Several differences in hypertension prevalence between men and women were also found, including the following:
- The prevalence of hypertension was >50% for women in two countries, and men in nine countries.
- The prevalence of age-standardized hypertension was lowest in Canadian and Peruvian men and women.
- In women, the prevalence of age-standardized hypertension was lowest in Taiwan, South Korea, Japan, and some western European countries, including Switzerland, Spain, and the U.K.
- In men, the prevalence of age-standardized hypertension was lowest in low- and middle-income countries including Eritrea, Bangladesh, Ethiopia, and the Solomon Islands.
- Hypertension control rates among those with known hypertension in 2019 were low, at 23% for women and 18% for men.
- Treatment rates in Nepal, Indonesia, and some sub-Saharan Africa and Oceania countries were dismal, at ˂25% for women and ˂20% for men.
- Control rates were below 10% for women and men in the above countries, and for men in some countries in north Africa, central and south Asia, and eastern Europe.
“The data presented by the NCD-RisC show the importance of seeing the country-level data to gain a better understanding of the similarities and differences in prevalence, treatment, and control. Although the findings show some patterns common to economic regions of the world, there are also many outliers,” wrote Tu N. Nguyen, MD, PhD, and Clara K. Chow, PhD, both of the Westmead Applied Research Centre, University of Sydney, Australia, in an accompanying editorial.
Importantly, the global control rate of about 20%, was “consistent or slightly improved compared with previous global reports,” they noted. But gaps and differences in these rates were numerous and varied greatly.

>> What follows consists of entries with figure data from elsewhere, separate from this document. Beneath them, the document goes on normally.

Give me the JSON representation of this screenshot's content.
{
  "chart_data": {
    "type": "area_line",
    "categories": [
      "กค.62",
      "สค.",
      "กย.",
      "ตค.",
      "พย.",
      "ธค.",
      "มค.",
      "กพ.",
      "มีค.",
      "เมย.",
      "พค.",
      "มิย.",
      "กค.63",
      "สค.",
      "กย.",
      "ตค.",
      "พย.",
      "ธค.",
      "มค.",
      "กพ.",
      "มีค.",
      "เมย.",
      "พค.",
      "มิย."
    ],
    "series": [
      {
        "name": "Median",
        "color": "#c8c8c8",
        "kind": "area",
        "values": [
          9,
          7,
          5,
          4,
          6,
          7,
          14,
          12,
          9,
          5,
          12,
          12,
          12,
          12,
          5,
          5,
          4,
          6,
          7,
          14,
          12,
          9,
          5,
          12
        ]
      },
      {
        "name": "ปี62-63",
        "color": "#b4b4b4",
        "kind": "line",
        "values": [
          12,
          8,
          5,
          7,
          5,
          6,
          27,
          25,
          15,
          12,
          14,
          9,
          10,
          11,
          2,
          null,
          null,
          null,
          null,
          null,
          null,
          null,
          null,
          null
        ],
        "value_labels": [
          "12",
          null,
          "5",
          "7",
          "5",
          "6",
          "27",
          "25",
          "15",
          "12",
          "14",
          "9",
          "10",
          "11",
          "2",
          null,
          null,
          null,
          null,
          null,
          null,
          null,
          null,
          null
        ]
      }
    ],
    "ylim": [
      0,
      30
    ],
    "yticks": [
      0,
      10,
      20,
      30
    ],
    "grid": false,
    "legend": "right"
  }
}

Nguyen and Chow also touched on the strengths of this analysis, which included researchers’ inclusion of 1,200 population-based studies with 104 million participants from 184 countries, as well as their use of a Bayesian hierarchical model in estimating hypertension prevalence, treatment, and control rates by country, year, and age. But, they added, “these are still estimates based on the best available data.”
In addition, they highlighted several concerns brought to light by these results.
“The disappointing message of this study, however, is that despite much research, health systems, and global policy efforts, progress has been slow in the global control of hypertension. There is an urgent need for a transformation and innovative approaches to reduce the burden of hypertension globally. We need better strategies to increase diagnosis and management, leveraging primary care or existing systems or identifying new methods to engage consumers in blood pressure management,” they wrote, adding that “… the standstill in global prevalence and the global control rates of approximately 20% should serve as an important global wake-up call that cardiovascular disease is going to be a main burden of disease for many years to come, especially if we carry on like this.”
Over 1.2 billion people worldwide have hypertension, while the global control rate remains at approximately only 20%.
Nearly half of men and women with hypertension throughout the world are unaware of their condition, and over 50% of those who were aware were not treated.
Liz Meszaros, Deputy Managing Editor, BreakingMED™
This study was funded by the World Health Organization.
Nguyen reported no disclosures.
Chow has received grants from the Australian National Health and Medical Research Council, outside the area of work commented on here, and is one of the inventors of a patent on low fixed-dose combination products for the treatment of cardiovascular or cardiometabolic disease, but has no direct financial interests in these patent applications or investments.